One accomplishment does stand out, however. “All that lobbying, all those long tiring trips to Ottawa and Toronto, Sault Ste. Marie, they have paid off,” she said. “I was surprised when I saw the numbers myself. We have managed to secure an additional $6.8 million in funding, and that is not including the lagoon.”
The final stages of phase one of the lagoon project is near, she notes. “We have been fighting for that for 14 years. Now the first phase with a lift station and its associated infrastructure is very close.”
Ms. Debassige admits that there was a tremendous learning curve in those past two whirlwind years.
“When I first ran for chief I was certain that I wanted to stay close to home, besides I hate travelling,” she admitted. “That might have been possible years ago, but that is not the case now.”
The vast number of partnerships the band is involved in to build alternative sources of revenue dictate a very hands-on stance and without a band manager, Ms. Debassige has had to step up to fill that role. “We have been trying to source a candidate for that position,” she said, “but it is very difficult. There are so many aspects to the job that require detailed skills because you are dealing with so many different projects.”
The band finds itself challenged in meeting “a Cadillac skillset with a Reliant budget.” In the meantime, Ms. Debassige has been backfilling the role. “The person who would normally be stepping into the role as an acting manager didn’t want the job,” she admitted ruefully.
In addition to taking on the band manager role, Ms. Debassige has been acting as a band rep in the child welfare department.
“We have a role to play in child welfare, as does every band, but we have a very small team,” she said. “That role requires a lot of travelling as well, as the child might be in Toronto or Sudbury or somewhere else.” Maintaining jurisdiction over its children has always been a major concern for M’Chigeeng, she noted. “At the end of the day the idea is to have jurisdiction reside in our own community.”

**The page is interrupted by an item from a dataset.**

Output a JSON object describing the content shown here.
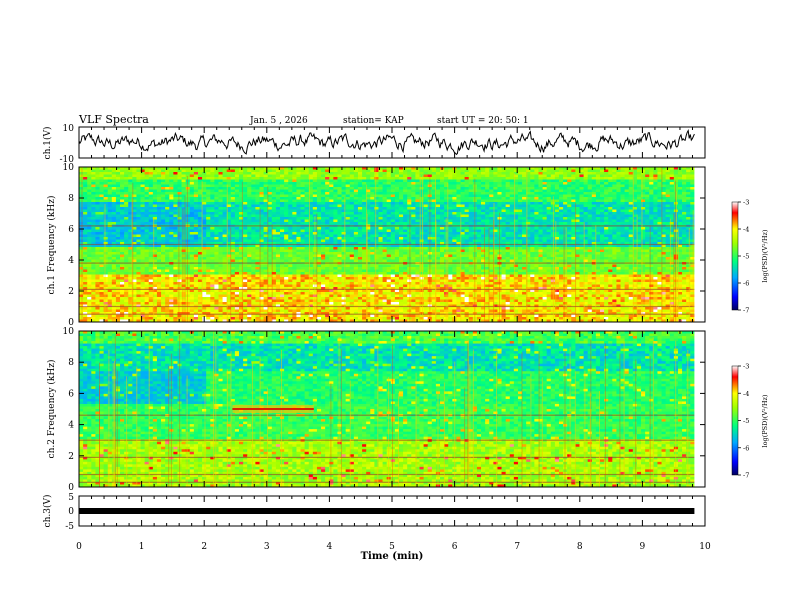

Ms. Debassige went on to point out that “I have people coming to me on a daily basis, bringing me their stories and concerns, trusting me with their information.” Honouring that trust requires a delicate balance. “I take those concerns with me to the local, provincial and federal levels when I am dealing with those issues that impact people’s every day lives. My ideas are really the community’s ideas, they come from the grassroots. So when I am dealing on a regional or national basis, it is the local concerns that are driving the agenda while I am sitting at the table.”
All this takes a toll. “I am a 24/7 chief,” she admits. “I have worked 50 to 100 hours every week since I was elected and I haven’t taken a vacation. But when people ask me where I draw my strength from, it is the people in the community.” When she sees the impact that issues are having on people’s lives, her empathy fuels her resolve to find solutions. “I find creative ideas rooted in the ideas of the people,” she said.
Being creative is very challenging when dealing with a bureaucracy whose policy books don’t deal with modern realities. “They didn’t even have a line for dealing with aeration lagoons,” she said, her civil engineering background coming to the fore.
Ms. Debassige forecasts that the load will let up somewhat, however, once the band has a manager in place—something that she admits she is eagerly looking forward to.
In the meantime, shovels are already in the ground for the community’s long sought after grocery story and business centre, slated to open in May of 2018. There have been successful negotiations for employment opportunities for band members with Hydro One for brush cutting and the Ministry of Transportation in the coming Highway 540 reconstruction. Ms. Debassige can also point to advances in the construction of badly needed new housing in the community.